Does Your Mobile Application Put You at Risk of Getting Sued for Privacy Violations?May 10, 2013
Moreover, in recent interviews, California Attorney General’s office has made it clear that enforcement against the mobile app market is a priority and the office expects to be filing other enforcement actions not only against those with deficient privacy policies, but also against those with acceptable privacy policies who fail to follow their own policies. Violators in the former category can expect to receive notices from the California Attorney General that they have thirty days to correct deficiencies in their policies. However, there is no such thirty-day notice requirement for operators who fail to conform to their own policies. The state can sue those operators with no notice if the violations of their privacy policies are either “knowing and willful” or “negligent and material.”
However, California is not the only jurisdiction looking to police privacy matters when it comes to mobile apps. In addition to CalOPPA, the Children’s Online Privacy Protection Act (COPPA) includes provisions that protect the privacy of minors and the Federal Trade Commission (the “FTC”) has shown that it is willing to use it and Section 5 of the FTC Act regarding unfair or deceptive practices as enforcement tools for deficient data privacy practices. (A recent enforcement action of the Federal Trade Commission against Path, Inc. for, among other things, a misleading policy regarding the information the company collected from social networking users resulted in an $800,000 settlement and a 20-year commitment to independent privacy assessments.) The FTC is also in the process of amending the rules under COPPA to adapt to new technology. The new rules will take effect July 1, 2013 and include, among other changes, the fact that persistent identifiers, like IP addresses and mobile device identifiers, will be treated as personally identifiable information under COPPA (consistent with European Union practices).
Public entities are not the only ones looking to enforce privacy laws. There has also been a recent spate of class action lawsuits based on privacy violations in the mobile app space. These suits deal particularly with targeted advertising that violates COPPA, the Electronic Communications Privacy Act, the Computer Fraud and Abuse Act or other laws addressing the accessing and tracking of consumer behavior online.
Mobile app operators, therefore, should treat CalOPPA as the floor for their compliance in the realm of privacy practices, not the ceiling.

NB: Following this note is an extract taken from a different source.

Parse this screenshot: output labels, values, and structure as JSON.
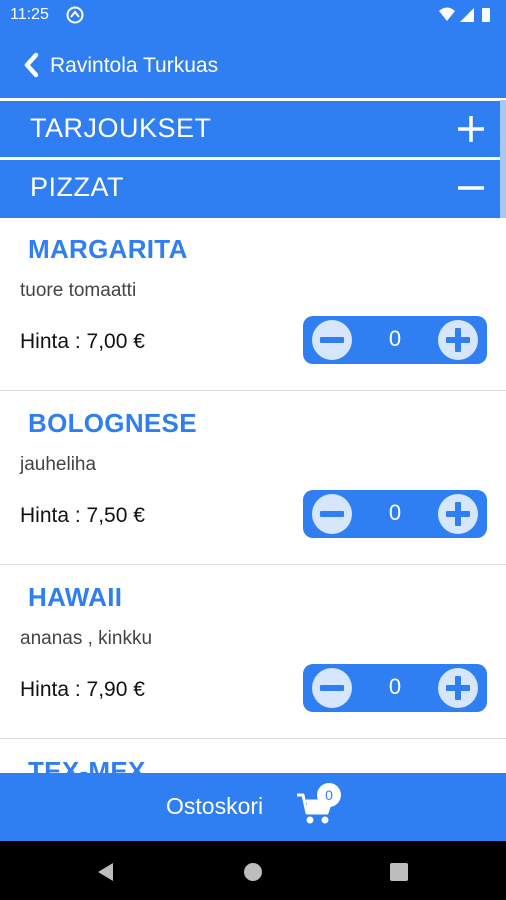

It is also clear that this is an area in which the law, like the technology, is changing rapidly. Mobile app operators can assume the requirements for safeguarding users’ privacy will only increase. Conforming to industry best practices now without waiting for legislation is more likely to position companies to be in-line with future mobile app regulation and, perhaps more importantly, to position them to conform with the likely trend of user expectations.
In sum, mobile app privacy policies and practices are simply not an element of the business of offering mobile apps that operators can afford to ignore, but fortunately, the information and guidance for avoiding problems in this area is growing steadily.